Crédits photos : © Klara Beck
Comme nombre d’opus du genre opera seria, les quasi quatre heures – avec entractes – que dure Alcina de Haendel étaient incompatibles avec une vie économique et sociale à peu près normale balisée par un couvre-feu à 21 heures. Aussi, Alain Perroux et l’Opéra national du Rhin ont-ils opté pour une version abrégée en concert légèrement scénographiée. La sélection d’airs – une vingtaine, sur les quarante-quatre numéros que compte l’ouvrage – tient compte non seulement des équilibres dramatiques entre les rôles, et des incontournables moments de bravoure, vaillants ou intimes, mais aussi, peut-être, des choix de la mise en scène de Serena Sinigaglia initialement programmée – étrennée à Nancy pour une seule représentation le 11 mars 2020, avant la fermeture précipitée des salles au public, pour les causes sanitaires que l’on sait – et qui avait maintenu le petit rôle d’Oberto, souvent sacrifié.
Pour compenser la suppression des récitatifs, à l’exception de deux ou trois attaca qui font presque partie intégrante des arie qu’ils préparent, un monologue narratif aux allures d’adresse à Alcina a été commandée à Louis Geisler – ce dernier a signé, il y a quelques années, avec l’actuel directeur de l’Opéra national du Rhin, un ouvrage pour les soixante-dix ans du Festival d’Aix-en-Provence. Déclamé de manière calibrée pour éviter tout risque de larsen par Jean-François Martin, le texte, fonctionnel, se glisse habilement dans le point de vue moral, voire moralisateur, sous-jacent au livret inspiré de l’Arioste, avec un récit qui laisse affleurer dans sa conclusion le ressac de mélancolie au moment de la libération des sortilèges – perceptible dans un intermède orchestral non repris ici et qui refermait la production de Carsen à l’Opéra national de Paris.
Réparti sur la seconde partie du plateau, l’Orchestre symphonique de Mulhouse se départ de toute épaisseur symphonique, témoignant que l’orthodoxie baroque n’est plus exclusivement réservée aux ensembles spécialisés. Expert dans ce répertoire, Christopher Moulds, qui assume également les éléments de continuo au clavecin, privilégie une diététique de timbres et de dynamique que l’on pourrait qualifier de britanniques, où l’horlogerie des rythmes et des sentiments ne laisse que peu de place aux élans plus sanguins.

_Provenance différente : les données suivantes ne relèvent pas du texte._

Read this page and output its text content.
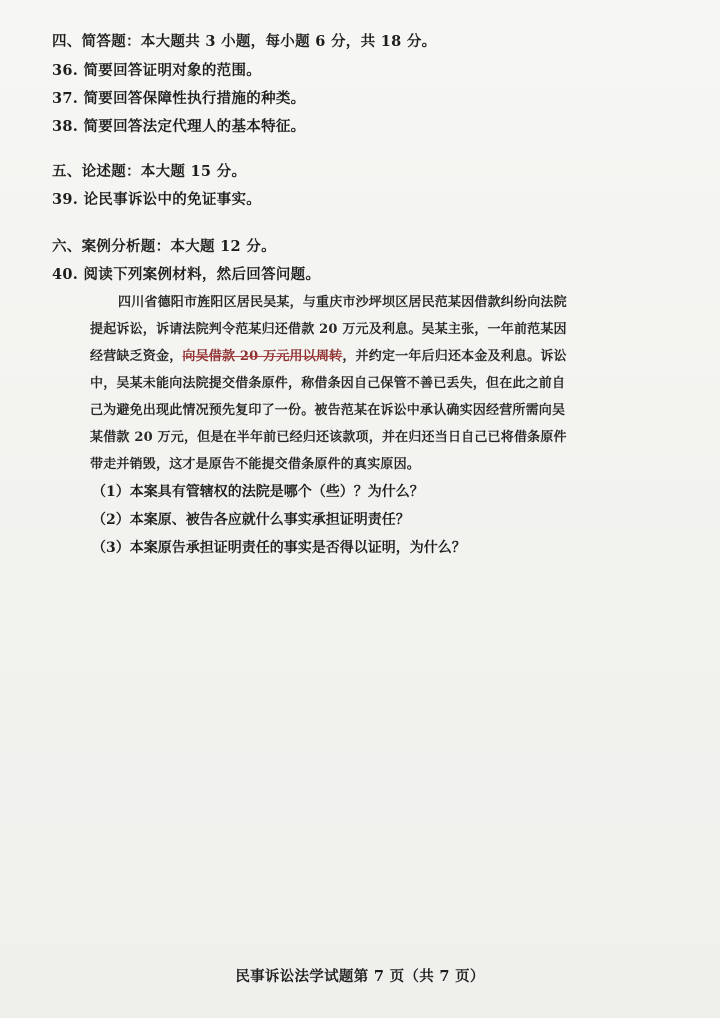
四、简答题：本大题共 3 小题，每小题 6 分，共 18 分。
36. 简要回答证明对象的范围。
37. 简要回答保障性执行措施的种类。
38. 简要回答法定代理人的基本特征。
五、论述题：本大题 15 分。
39. 论民事诉讼中的免证事实。
六、案例分析题：本大题 12 分。
40. 阅读下列案例材料，然后回答问题。
四川省德阳市旌阳区居民吴某，与重庆市沙坪坝区居民范某因借款纠纷向法院
提起诉讼，诉请法院判令范某归还借款 20 万元及利息。吴某主张，一年前范某因
经营缺乏资金，向吴借款 20 万元用以周转，并约定一年后归还本金及利息。诉讼
中，吴某未能向法院提交借条原件，称借条因自己保管不善已丢失，但在此之前自
己为避免出现此情况预先复印了一份。被告范某在诉讼中承认确实因经营所需向吴
某借款 20 万元，但是在半年前已经归还该款项，并在归还当日自己已将借条原件
带走并销毁，这才是原告不能提交借条原件的真实原因。
（1）本案具有管辖权的法院是哪个（些）？为什么？
（2）本案原、被告各应就什么事实承担证明责任？
（3）本案原告承担证明责任的事实是否得以证明，为什么？
民事诉讼法学试题第 7 页（共 7 页）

Cette approche précise, qui ne s’abandonne pas aux débordements déplacés d’une sensualité romantique, se confirme dans une distribution vocale cohérente du point de vue stylistique, peu versée dans les ivresses des arrières-mondes d’une émission en fond de gorge. Dans le rôle-titre, Ana Durlovski résume un trouble amoureux galbé dans un grain discrètement frémissant mais sans épaisseur inutile. La musicalité de ses da capo se retrouve dans ceux du Ruggiero de Diana Haller, à la couleur homogène qui s’épanouit dans la vigueur chasseresse de « Sta nell’ircana pietrosa tana », comme dans ceux de la Morgana d’Elena Sancho Pereg, dont le babil souple et légèrement acidulé est sans doute le plus immédiatement séduisant de tout le cast. Marina Viotti condense l’ambiguïté androgyne de Bradamante dans un monochrome maîtrisé, entre prudence et investissement. Tristan Blanchet défend le ténor clair d’Oronte, tandis que le Melisso parfaitement équilibré d’Arnaud Richard ne confond jamais autorité et pesanteur. Quant à Oberto, son intervention revient à une Clara Guillon d’une appréciable limpidité juvénile, et complète le plateau d’une réouverture intelligemment adaptée aux contraintes actuelles.
Alcina Ana Durlovski
Morgana Elena Sancho Pereg
Ruggiero Diana Haller
Bradamante Marina Viotti
Oronte Tristan Blanchet
Melisso Arnaud Richard
Oberto Clara Guillon
Récitant Jean-François Martin
Orchestre symphonique de Mulhouse, dir. Christopher Moulds
Alcina
Dramma per musica en trois actes de George Frideric Händel, livret d’après Antonio Fanzaglia, créé le 16 avril 1735 au Royal Theatre, Covent Garden (Londres).